There is little doubt that 2019 will be the year we begin to embrace 5G phones. This fifth-generation standard for mobile communications will handle more data than is currently possible and allow the simultaneous connection of multiple devices. However, you will need a new handset and a new and more expensive 5G-specific tariff. The hardware will likely arrive a few months before the networks can handle it, so phones labelled “5G ready” will become familiar fixtures at the top of Carphone Warehouse’s range.
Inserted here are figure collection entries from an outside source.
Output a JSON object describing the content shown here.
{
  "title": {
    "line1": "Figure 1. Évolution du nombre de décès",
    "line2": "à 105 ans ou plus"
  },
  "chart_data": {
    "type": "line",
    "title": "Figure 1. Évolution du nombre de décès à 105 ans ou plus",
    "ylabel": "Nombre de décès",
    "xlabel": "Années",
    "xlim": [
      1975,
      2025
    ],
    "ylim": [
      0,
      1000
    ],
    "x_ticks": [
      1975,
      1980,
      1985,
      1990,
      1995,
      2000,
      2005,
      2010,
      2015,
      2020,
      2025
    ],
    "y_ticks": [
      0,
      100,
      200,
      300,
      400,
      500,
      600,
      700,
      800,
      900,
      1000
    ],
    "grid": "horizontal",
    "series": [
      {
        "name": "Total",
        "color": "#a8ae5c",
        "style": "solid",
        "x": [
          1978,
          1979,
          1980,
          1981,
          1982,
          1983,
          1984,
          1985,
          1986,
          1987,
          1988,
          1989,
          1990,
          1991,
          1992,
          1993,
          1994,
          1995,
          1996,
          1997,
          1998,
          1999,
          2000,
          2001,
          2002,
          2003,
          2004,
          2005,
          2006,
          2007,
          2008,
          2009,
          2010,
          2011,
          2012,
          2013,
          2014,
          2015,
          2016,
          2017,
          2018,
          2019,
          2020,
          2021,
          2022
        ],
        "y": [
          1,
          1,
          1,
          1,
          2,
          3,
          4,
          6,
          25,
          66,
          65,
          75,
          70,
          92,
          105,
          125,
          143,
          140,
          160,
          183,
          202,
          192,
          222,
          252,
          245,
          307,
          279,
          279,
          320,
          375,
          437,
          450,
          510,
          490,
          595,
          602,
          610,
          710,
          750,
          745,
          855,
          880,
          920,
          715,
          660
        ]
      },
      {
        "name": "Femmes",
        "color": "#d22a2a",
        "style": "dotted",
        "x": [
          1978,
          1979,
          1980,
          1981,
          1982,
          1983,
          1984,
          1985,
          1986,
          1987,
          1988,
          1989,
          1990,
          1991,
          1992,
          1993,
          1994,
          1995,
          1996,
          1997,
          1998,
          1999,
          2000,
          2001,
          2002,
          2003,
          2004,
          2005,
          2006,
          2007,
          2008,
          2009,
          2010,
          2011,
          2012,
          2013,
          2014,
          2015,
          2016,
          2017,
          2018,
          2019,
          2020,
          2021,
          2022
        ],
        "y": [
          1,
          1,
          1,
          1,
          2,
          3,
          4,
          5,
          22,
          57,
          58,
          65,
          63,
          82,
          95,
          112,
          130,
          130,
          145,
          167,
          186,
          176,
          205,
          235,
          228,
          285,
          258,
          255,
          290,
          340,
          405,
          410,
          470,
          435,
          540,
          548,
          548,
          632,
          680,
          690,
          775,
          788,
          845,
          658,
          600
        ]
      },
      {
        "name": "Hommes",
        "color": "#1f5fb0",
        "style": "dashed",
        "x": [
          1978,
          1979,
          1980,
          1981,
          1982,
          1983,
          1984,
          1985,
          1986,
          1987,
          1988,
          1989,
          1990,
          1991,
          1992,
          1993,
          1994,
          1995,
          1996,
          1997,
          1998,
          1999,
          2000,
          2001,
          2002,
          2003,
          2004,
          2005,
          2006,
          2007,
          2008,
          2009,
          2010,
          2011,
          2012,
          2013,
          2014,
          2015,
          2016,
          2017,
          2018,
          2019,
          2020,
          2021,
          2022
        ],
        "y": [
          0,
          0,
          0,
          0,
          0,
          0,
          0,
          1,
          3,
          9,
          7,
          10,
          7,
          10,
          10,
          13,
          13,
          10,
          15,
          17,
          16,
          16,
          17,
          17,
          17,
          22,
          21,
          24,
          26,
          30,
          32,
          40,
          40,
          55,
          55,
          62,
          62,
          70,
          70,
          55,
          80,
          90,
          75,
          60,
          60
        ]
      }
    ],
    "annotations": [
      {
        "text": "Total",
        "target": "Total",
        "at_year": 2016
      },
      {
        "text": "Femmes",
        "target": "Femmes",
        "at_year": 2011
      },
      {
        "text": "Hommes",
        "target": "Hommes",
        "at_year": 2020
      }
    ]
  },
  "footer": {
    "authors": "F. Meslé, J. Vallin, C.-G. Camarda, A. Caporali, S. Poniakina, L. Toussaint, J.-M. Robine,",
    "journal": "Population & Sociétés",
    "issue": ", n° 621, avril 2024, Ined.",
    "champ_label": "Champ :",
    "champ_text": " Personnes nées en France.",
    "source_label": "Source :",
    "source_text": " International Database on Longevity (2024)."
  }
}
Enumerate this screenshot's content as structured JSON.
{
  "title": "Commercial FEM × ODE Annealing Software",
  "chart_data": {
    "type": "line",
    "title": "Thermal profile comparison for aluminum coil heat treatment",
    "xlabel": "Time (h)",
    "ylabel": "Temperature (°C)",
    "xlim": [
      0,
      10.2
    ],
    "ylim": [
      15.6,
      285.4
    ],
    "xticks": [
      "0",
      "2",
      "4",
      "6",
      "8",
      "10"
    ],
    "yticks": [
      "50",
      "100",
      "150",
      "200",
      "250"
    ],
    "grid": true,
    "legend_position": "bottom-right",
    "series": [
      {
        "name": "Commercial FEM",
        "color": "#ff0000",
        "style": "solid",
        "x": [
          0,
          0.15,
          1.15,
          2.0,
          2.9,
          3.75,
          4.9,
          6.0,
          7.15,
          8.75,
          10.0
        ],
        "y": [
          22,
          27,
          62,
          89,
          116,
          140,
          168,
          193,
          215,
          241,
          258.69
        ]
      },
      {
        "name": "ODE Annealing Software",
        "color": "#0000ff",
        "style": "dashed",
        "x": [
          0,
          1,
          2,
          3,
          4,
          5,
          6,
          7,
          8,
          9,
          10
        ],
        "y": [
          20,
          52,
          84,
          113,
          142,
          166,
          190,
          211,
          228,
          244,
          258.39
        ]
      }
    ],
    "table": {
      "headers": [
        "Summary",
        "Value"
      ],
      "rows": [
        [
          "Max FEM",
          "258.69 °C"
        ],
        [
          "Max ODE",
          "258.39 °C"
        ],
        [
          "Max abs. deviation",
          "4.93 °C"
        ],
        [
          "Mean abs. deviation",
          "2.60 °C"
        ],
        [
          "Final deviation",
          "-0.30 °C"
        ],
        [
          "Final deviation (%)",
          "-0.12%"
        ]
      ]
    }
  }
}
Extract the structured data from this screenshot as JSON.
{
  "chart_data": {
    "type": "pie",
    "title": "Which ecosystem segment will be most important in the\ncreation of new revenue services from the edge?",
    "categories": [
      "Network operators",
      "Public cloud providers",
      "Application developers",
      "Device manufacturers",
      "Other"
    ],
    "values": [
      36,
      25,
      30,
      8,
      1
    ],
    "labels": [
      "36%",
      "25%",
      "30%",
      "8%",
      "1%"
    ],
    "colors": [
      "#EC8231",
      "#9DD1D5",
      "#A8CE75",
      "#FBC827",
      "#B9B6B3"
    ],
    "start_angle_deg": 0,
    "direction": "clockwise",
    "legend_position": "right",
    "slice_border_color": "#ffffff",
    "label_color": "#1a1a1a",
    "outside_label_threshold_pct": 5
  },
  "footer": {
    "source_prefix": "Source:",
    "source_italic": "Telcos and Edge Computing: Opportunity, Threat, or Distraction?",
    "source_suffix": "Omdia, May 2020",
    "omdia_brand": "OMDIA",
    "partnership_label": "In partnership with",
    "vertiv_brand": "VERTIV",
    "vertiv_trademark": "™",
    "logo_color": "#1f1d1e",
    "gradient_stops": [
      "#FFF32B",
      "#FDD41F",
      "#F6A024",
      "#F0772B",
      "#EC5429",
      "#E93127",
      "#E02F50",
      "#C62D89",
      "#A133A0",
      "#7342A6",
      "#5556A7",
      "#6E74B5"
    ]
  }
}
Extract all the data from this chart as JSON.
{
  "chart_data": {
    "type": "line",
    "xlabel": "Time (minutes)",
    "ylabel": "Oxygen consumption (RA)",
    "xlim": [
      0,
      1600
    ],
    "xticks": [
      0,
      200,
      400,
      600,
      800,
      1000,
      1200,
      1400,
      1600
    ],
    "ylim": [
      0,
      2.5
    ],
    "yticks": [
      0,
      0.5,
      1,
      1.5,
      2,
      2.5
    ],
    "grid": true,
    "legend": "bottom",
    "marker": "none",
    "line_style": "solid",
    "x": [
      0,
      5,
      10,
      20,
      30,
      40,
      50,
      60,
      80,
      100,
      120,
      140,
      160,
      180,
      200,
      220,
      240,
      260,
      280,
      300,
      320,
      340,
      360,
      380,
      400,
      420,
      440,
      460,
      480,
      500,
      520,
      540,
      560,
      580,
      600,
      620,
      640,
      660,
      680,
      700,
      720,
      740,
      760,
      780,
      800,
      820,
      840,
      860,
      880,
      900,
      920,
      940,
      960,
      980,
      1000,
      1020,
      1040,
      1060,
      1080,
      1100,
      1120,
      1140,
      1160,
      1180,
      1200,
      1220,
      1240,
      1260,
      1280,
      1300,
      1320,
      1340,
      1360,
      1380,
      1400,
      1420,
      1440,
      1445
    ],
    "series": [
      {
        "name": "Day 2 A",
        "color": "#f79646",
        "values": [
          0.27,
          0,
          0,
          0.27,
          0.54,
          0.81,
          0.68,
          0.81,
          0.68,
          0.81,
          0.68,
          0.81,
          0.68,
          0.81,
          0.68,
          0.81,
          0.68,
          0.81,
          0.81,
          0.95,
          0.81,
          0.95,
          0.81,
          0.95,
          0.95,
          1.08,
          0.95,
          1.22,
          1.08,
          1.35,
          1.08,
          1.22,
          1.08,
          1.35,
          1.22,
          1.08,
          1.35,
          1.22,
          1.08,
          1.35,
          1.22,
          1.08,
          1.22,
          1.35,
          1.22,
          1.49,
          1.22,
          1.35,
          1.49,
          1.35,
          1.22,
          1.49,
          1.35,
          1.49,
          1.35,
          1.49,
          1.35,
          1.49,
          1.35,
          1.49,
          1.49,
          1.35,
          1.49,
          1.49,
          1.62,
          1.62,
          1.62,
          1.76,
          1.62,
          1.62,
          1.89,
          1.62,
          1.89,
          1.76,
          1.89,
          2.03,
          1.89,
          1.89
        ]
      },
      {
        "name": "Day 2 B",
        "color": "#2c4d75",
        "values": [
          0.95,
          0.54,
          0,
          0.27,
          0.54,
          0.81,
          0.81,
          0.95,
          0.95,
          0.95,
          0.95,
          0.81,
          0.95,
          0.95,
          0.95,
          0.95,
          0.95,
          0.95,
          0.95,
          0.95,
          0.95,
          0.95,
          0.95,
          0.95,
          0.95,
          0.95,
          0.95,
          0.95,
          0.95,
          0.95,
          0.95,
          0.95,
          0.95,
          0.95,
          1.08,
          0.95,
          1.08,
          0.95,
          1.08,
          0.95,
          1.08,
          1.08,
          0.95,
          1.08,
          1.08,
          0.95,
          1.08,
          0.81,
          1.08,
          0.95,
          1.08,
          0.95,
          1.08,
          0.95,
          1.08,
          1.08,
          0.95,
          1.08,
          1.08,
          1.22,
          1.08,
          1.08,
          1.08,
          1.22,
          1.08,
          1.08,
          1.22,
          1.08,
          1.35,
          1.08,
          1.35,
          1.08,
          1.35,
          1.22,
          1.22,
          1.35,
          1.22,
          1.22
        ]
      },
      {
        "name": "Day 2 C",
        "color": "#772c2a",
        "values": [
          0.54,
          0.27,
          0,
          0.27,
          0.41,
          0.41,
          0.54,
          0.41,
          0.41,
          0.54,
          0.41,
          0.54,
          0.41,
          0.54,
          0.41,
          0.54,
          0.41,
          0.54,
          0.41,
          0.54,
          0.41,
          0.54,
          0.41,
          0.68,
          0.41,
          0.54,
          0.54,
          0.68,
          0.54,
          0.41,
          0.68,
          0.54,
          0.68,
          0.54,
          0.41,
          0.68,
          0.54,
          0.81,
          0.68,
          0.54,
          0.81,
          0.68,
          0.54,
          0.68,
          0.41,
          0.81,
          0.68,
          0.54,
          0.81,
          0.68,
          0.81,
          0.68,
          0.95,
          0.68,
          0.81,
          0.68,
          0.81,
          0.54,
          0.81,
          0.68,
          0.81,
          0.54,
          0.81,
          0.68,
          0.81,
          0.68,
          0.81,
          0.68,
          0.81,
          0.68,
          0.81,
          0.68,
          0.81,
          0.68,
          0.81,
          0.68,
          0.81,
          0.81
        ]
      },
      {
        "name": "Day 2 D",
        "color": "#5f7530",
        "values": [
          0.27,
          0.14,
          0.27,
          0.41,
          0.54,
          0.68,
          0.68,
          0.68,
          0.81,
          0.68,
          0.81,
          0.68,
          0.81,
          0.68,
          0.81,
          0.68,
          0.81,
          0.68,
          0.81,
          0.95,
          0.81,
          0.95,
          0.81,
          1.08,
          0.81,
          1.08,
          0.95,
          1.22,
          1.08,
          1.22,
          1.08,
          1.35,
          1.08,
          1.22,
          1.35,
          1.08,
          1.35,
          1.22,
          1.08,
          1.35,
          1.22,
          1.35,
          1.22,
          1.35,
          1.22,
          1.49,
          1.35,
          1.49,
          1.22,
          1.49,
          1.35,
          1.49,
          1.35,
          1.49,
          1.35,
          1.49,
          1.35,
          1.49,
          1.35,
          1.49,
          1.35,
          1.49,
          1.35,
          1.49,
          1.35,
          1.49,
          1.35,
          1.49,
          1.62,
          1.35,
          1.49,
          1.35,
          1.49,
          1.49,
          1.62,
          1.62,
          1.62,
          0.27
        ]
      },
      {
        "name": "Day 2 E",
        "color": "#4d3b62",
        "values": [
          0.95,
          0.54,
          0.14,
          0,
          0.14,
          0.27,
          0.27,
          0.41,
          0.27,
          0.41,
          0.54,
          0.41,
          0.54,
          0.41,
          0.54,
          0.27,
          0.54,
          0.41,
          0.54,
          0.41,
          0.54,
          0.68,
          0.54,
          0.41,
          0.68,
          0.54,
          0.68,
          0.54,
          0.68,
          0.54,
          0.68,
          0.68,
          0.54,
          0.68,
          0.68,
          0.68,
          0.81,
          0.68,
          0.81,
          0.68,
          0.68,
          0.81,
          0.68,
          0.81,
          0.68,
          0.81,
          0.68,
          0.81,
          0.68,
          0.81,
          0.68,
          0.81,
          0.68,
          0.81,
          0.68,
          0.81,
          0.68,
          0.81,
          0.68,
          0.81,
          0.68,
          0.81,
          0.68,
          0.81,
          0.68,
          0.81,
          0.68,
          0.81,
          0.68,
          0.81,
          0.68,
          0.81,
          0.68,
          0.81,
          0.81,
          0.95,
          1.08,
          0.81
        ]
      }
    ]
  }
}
Back at Las Vegas, the attention is as likely to be on the car park as in the convention centre. Automotive technology has always been the Cinderella of the industry, given the longer product development cycle that cars require, but “digital cockpits” are showing signs of changing that. These are media players that can slot into any compatible dashboard and which incorporate voice activation, touch screens and even steering wheel controls. Harman, the car audio division of Samsung, is behind the latest models, but once the car makers catch up and begin including the correct dashboard mounts across their ranges, the other brands will quickly follow.

The digital cockpit’s uses are more obviously apparent than those of LG’s 65in flexible TV which disappears like a roller blind when you’re not watching it, or of Samsung’s colossal 146in model that takes over an entire wall and can double as wallpaper when there’s nothing more interesting to watch. If you thought the season for turkeys had just passed, there will be a few more where they came from next month.